Aston Martin has definitively killed off any bid to revive the Lagonda badge, with boss Lawrence Stroll declaring that the proposed luxury sub-brand “is not connected in any way” to plans for future electric cars or plug-in hybrids. The demise of Lagonda has been mooted since 2021 but now any lingering doubts have been extinguished.
The British manufacturer has issued a number of Lagonda concepts during the past decade and launched the low volume Lagonda Taraf saloon in 2015. Each time it declared that the name was ready to make a return on cars with a greater emphasis on luxury and less focus on sporting dynamics.
However, speaking during Aston’s 2023 earnings call, the firm’s Executive Chairman Lawrence Stroll clarified that the Lagonda projects, conceived before he assumed control of the firm, have been knifed completely. “They were under the previous management,” Stroll said, “and that plan is completely dead. It’s not connected, in any way, to our electrified vehicle plan.”
Stroll believes Aston’s existing positioning is luxurious enough to fulfil customer needs. “There’s enough luxury in our sports cars,” he said, “so we’re not considering a ‘less-performance, higher-luxury’ car. We have the right level of luxury in our products.”

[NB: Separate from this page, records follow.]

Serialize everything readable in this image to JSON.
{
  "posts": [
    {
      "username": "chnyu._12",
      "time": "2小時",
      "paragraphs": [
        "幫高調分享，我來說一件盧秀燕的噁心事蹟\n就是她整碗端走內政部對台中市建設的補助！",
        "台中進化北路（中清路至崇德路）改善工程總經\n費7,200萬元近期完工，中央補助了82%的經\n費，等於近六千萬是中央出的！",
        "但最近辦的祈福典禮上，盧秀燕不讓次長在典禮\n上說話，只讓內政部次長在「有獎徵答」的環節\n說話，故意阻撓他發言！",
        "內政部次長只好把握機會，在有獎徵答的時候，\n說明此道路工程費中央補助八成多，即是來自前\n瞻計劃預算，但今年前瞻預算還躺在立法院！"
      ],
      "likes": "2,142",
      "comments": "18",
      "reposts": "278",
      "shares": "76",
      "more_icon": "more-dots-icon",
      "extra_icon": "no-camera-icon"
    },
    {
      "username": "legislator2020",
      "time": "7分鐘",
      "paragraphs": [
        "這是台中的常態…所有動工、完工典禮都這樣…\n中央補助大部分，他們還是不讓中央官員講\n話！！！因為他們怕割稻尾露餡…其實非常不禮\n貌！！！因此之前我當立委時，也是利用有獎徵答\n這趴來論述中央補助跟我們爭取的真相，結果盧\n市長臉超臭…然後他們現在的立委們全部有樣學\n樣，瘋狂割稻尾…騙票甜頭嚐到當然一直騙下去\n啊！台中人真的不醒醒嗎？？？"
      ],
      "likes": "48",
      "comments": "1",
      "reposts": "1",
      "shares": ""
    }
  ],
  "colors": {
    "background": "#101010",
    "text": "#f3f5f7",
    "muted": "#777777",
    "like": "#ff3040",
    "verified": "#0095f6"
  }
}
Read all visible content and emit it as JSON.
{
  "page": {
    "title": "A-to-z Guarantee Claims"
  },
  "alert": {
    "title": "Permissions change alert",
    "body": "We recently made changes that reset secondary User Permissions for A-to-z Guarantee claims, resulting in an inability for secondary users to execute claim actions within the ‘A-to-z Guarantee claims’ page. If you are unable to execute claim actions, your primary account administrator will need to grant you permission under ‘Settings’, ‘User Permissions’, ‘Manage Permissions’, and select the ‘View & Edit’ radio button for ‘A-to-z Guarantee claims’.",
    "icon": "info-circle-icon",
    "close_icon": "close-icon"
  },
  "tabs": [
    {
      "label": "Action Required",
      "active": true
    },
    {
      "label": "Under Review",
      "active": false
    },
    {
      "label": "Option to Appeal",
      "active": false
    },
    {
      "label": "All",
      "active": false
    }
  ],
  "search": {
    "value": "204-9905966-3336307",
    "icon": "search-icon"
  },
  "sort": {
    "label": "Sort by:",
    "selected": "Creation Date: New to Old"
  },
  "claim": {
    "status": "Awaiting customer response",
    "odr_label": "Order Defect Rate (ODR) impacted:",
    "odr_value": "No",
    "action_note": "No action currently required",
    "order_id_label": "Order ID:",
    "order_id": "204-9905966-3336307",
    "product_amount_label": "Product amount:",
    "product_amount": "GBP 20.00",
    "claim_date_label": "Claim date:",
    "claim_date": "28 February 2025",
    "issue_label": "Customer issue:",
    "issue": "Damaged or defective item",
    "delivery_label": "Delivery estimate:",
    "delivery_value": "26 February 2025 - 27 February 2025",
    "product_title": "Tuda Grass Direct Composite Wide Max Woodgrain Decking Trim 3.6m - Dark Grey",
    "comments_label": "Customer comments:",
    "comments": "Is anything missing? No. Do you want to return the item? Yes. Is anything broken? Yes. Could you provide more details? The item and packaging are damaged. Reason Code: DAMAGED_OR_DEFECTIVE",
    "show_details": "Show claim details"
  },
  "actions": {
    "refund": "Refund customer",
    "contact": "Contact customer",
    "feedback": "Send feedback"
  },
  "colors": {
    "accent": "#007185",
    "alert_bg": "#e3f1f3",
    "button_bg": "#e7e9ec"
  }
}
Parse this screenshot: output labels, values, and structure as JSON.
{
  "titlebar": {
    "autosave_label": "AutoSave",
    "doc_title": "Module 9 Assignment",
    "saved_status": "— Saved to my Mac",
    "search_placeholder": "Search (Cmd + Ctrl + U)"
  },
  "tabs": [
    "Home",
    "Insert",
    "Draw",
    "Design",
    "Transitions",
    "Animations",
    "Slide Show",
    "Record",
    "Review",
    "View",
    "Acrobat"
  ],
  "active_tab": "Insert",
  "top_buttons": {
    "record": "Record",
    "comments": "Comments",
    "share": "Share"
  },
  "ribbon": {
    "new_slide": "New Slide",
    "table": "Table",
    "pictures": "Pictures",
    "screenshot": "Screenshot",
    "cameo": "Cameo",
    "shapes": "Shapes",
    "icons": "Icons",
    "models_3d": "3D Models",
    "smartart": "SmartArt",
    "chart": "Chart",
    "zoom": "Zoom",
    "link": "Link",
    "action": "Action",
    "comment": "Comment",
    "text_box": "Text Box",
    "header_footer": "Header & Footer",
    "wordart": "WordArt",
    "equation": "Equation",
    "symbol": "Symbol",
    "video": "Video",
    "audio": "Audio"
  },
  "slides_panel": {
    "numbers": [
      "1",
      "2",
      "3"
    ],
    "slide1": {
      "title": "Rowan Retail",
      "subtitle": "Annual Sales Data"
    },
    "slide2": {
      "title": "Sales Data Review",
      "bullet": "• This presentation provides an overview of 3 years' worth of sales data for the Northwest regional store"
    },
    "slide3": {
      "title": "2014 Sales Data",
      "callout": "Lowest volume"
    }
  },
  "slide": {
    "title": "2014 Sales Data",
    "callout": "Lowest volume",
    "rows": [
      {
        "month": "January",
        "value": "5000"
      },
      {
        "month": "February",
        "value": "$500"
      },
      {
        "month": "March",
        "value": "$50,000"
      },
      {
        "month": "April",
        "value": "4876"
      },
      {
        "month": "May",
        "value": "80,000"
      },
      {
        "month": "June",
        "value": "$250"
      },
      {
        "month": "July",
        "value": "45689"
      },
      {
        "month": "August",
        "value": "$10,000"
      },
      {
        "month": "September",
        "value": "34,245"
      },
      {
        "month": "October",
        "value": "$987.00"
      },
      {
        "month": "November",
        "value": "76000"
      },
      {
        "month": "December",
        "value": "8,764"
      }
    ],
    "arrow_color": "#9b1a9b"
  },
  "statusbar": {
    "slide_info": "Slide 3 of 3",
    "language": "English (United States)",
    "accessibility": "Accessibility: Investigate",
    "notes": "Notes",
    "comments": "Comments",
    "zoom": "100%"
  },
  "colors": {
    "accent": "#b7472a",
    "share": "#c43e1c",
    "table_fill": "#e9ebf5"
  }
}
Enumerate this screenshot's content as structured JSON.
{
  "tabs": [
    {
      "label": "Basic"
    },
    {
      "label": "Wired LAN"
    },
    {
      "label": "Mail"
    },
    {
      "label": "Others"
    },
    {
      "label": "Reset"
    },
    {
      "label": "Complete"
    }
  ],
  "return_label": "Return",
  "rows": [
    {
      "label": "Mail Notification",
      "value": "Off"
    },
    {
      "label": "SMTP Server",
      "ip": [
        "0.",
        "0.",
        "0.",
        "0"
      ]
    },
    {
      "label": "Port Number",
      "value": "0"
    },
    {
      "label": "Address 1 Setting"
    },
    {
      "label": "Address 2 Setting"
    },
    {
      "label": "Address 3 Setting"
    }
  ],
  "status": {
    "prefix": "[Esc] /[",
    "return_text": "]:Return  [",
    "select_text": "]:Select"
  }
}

Aston Martin is planning to introduce four BEVs but has knocked back the timeline on them to 2026, allowing space for a couple of plug-in hybrid models to be introduced in the meantime. When asked to give the reasoning behind the EV delay, Stroll said, “It’s market-demand driven. As most OEMs are experiencing, consumer demand [for EVs] at the Aston Martin price point is not where we thought it was going to be two years ago. We’re simply pushing it back – all the technology is in place, the platform is in place – the only thing not in place is the customer demand at this early stage. We’re being prudent in making this decision.”